Online Alışveriş Sarmalı
Pandemi ile beraber online alışveriş hareketleri üklemizde de dünya çapında olduğu gibi hızlı bir ivme kazandı. Online alışverişe eskiden olan önyargılar ve güvensizliklerin birçoğu mecburiyetten doğan evlerimizden çıkamama durumunda kırılmaya ve bir alışkanlık haline dönmeye başladı. Ipsos E-ticaret panelinin açıkladığı verilere göre pandemi döneminde online alışveriş yapanlar internet kullanıcılarının %54’ünü kapsarken bu durum pandeminin bitişiyle beraber 1.5 katına çıkmış gözüküyor. Evlerimizden çıkmadan telefondan ya da bilgisayarlarımızdan bir tık uzağımızdaki ürünleri satın alabiliyor olmamız artık oturmuş bir alışkanlık halinde. Ekonomik engeller sıkça ürün fiyat karşılaştırması yapmamızı mecbur kılar bir durumdayken online alışveriş bize bu kolaylığı rahatça sağlar vaziyette.

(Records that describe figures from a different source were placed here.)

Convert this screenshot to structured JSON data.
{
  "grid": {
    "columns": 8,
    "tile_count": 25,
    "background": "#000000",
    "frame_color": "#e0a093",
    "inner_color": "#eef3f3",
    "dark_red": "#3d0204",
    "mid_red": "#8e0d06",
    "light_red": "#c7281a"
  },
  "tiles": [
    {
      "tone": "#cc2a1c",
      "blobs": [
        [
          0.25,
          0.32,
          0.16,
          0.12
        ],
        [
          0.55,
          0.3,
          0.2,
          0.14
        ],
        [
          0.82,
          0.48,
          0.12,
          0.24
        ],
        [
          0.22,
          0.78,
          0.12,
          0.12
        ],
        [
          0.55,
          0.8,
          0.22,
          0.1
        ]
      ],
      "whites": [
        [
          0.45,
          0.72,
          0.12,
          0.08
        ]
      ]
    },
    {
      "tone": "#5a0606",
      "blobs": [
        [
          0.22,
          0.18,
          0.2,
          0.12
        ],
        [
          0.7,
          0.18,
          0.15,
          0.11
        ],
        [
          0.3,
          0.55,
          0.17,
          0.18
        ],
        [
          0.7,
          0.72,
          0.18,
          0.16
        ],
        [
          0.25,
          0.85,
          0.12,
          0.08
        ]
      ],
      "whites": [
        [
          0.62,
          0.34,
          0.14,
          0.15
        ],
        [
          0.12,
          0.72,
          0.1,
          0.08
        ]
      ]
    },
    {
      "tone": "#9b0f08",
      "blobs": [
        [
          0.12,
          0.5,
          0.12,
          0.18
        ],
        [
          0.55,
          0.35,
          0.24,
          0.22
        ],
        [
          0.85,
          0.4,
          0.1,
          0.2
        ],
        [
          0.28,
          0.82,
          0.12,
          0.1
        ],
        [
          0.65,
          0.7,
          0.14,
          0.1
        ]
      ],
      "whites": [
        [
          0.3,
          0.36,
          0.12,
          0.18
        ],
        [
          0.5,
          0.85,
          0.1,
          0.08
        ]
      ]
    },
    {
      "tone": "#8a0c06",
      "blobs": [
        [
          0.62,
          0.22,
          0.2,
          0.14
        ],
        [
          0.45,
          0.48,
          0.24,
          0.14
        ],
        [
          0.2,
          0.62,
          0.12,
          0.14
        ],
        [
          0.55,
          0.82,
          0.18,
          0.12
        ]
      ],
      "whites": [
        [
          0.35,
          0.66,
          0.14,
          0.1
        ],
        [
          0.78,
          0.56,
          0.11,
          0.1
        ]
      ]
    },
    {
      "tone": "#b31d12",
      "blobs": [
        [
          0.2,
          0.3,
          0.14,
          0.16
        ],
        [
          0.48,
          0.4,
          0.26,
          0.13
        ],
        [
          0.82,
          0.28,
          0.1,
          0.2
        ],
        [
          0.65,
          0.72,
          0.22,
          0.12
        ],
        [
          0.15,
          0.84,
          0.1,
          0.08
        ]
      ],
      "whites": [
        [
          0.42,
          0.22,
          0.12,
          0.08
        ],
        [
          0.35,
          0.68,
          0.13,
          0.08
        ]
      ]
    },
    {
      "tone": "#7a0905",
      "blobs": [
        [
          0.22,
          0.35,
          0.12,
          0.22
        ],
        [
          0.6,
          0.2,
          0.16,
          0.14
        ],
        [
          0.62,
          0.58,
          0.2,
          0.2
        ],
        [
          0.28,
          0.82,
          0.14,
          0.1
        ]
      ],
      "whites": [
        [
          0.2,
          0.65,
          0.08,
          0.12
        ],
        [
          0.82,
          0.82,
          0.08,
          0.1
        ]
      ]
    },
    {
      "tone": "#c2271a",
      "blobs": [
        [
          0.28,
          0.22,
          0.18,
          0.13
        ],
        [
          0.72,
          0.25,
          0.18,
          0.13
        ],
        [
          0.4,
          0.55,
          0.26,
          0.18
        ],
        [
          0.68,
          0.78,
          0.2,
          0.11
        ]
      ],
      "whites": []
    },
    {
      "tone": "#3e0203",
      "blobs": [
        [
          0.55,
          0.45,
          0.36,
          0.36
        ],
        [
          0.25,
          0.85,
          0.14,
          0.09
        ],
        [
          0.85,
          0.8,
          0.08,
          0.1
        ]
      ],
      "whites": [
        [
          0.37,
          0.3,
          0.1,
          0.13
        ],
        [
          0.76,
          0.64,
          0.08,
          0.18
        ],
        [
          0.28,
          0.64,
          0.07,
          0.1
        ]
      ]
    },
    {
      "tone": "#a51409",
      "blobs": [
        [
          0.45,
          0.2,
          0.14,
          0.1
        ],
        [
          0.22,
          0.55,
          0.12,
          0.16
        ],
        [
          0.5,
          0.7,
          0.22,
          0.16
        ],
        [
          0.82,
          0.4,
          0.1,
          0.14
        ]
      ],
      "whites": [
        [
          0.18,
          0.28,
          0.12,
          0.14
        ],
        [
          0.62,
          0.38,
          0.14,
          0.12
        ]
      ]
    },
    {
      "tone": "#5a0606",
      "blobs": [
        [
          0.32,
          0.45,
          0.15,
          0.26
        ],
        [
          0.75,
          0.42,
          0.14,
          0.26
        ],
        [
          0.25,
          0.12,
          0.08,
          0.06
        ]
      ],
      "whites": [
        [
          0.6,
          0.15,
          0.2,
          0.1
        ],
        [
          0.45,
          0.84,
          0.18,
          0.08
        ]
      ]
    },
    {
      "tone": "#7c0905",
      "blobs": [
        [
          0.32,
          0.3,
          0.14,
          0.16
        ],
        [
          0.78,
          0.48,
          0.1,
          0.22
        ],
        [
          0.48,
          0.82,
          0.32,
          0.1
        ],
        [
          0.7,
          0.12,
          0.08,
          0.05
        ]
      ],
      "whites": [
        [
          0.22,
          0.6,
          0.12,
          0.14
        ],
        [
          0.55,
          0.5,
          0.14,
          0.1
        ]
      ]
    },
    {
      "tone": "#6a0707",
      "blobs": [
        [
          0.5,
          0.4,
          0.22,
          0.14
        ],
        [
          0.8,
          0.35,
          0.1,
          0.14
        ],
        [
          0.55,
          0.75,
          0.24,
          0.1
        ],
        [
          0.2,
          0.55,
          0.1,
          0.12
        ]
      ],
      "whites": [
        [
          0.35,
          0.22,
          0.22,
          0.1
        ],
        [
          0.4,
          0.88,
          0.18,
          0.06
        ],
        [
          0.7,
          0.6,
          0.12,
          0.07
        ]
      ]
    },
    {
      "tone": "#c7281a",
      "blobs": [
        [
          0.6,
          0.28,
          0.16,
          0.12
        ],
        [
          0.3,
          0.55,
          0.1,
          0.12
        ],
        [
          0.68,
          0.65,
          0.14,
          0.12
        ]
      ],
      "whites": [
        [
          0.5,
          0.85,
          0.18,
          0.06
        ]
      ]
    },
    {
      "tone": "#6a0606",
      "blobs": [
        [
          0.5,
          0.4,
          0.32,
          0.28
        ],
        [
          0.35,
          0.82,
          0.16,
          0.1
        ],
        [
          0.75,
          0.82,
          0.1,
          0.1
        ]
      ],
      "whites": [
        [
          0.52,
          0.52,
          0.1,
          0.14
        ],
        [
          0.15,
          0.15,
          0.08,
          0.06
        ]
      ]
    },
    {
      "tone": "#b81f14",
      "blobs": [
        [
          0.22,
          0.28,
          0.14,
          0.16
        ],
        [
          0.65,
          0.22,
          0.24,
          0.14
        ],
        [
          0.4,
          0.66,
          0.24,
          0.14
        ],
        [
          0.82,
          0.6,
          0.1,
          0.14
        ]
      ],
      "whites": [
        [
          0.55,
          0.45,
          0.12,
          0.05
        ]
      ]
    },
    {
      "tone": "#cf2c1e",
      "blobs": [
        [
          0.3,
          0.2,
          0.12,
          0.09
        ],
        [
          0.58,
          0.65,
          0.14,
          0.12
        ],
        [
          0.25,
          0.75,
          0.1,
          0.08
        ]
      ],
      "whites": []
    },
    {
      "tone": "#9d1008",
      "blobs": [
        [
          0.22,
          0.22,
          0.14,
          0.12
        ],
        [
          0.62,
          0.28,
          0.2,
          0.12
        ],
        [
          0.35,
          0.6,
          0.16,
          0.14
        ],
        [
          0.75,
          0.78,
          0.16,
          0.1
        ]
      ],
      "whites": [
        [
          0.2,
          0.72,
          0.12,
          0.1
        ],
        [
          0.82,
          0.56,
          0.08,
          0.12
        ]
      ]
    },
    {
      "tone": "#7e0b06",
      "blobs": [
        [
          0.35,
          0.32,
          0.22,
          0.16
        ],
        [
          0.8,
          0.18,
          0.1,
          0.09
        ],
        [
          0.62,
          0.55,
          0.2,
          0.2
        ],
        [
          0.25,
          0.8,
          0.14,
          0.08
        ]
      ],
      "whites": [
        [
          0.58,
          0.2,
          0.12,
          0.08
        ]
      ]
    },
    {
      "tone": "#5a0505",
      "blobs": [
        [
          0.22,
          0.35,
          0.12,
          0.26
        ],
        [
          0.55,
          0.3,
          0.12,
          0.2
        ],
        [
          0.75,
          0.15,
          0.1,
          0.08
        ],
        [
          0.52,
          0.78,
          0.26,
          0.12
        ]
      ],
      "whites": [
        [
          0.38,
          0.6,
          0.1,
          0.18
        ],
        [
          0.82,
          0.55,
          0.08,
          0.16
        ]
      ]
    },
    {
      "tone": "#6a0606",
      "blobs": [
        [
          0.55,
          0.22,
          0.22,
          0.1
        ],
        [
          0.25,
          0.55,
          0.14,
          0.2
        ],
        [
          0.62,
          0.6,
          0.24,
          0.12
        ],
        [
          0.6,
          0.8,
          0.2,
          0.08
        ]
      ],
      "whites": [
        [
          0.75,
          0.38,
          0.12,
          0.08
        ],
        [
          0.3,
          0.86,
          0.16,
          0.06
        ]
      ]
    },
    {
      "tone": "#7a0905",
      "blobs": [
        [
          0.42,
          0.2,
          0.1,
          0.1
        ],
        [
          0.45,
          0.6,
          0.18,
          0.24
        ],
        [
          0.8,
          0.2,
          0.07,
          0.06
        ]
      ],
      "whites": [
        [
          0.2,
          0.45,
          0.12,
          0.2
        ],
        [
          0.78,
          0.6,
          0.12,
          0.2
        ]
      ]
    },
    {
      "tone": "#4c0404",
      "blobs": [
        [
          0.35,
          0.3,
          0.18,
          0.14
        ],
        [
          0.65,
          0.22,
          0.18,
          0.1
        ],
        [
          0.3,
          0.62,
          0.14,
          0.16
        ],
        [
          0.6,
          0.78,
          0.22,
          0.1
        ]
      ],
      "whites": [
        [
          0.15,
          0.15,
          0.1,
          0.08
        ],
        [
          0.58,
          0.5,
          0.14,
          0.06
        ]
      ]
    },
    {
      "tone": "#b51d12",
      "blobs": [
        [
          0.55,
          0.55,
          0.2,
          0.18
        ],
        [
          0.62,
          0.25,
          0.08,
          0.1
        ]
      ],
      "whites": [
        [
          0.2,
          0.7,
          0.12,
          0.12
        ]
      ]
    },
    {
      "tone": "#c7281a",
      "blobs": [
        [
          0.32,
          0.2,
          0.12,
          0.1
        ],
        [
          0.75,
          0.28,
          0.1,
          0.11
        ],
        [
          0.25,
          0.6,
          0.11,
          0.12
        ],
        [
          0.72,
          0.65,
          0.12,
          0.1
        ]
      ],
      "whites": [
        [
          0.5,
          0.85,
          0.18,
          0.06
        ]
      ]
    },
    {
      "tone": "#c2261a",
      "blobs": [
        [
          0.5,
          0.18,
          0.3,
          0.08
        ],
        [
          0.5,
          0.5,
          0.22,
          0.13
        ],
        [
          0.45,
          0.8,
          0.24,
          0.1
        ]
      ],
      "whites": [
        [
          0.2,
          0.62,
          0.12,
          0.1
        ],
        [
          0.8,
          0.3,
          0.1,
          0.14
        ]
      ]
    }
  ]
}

Siz de alışveriş yapmasanız bile birçok markanın hangi tarihlerde indirime girdiğini, promosyonlarını takip ediyor musunuz? Ekonomik şartların zorluğu artık bizi ‘uygun’ fiyatlı ürünleri bulma konusunda bir profesyonel haline getirmiş durumda. Sepetimde kaç tane ürün varken kargo ücreti ödemem? Hangi tarihlerde istediğim ürünleri alırsam zarar etmem? Toplu alımlarda ne kadar kar ederim? Bu soruların hepsini Türkiye’de yaşayan tüketiciler olarak rahatça cevaplayabilir durumdayız artık. Amaç ihtiyacımız olan ürünleri daha uygun fiyatlı ve online edinebilmek iken bir takım yeni alışkanlıkların da yenilgisine uğramış durumdayız. Kargo bedelini ödememek için kaçımız sepete kargo ücretinin çok üstünde ürünler ekleyip daha zararlı çıktığımız alışverişler yapmıştır? Ya da hiçbir yeni ürüne ihtiyacımız olmamasına rağmen kaçımız markalardan gelen mesajların, sosyal medyadaki reklamların etkisinde kalıp ‘büyük indirim’ zamanlarında alışveriş yapmışızdır? Online alışveriş çağımızın avm okyanusu ve biz minik ekranlarımızdan bu okyanusun derinliklerine inip satın alabileceğimiz her şeye erişebiliyoruz. Erişim bolluğu bir fırsat iken okyanusta yüzmeyi öğrenmiş olan bizler bazen farkında olmadan boğuluyor olabilir miyiz?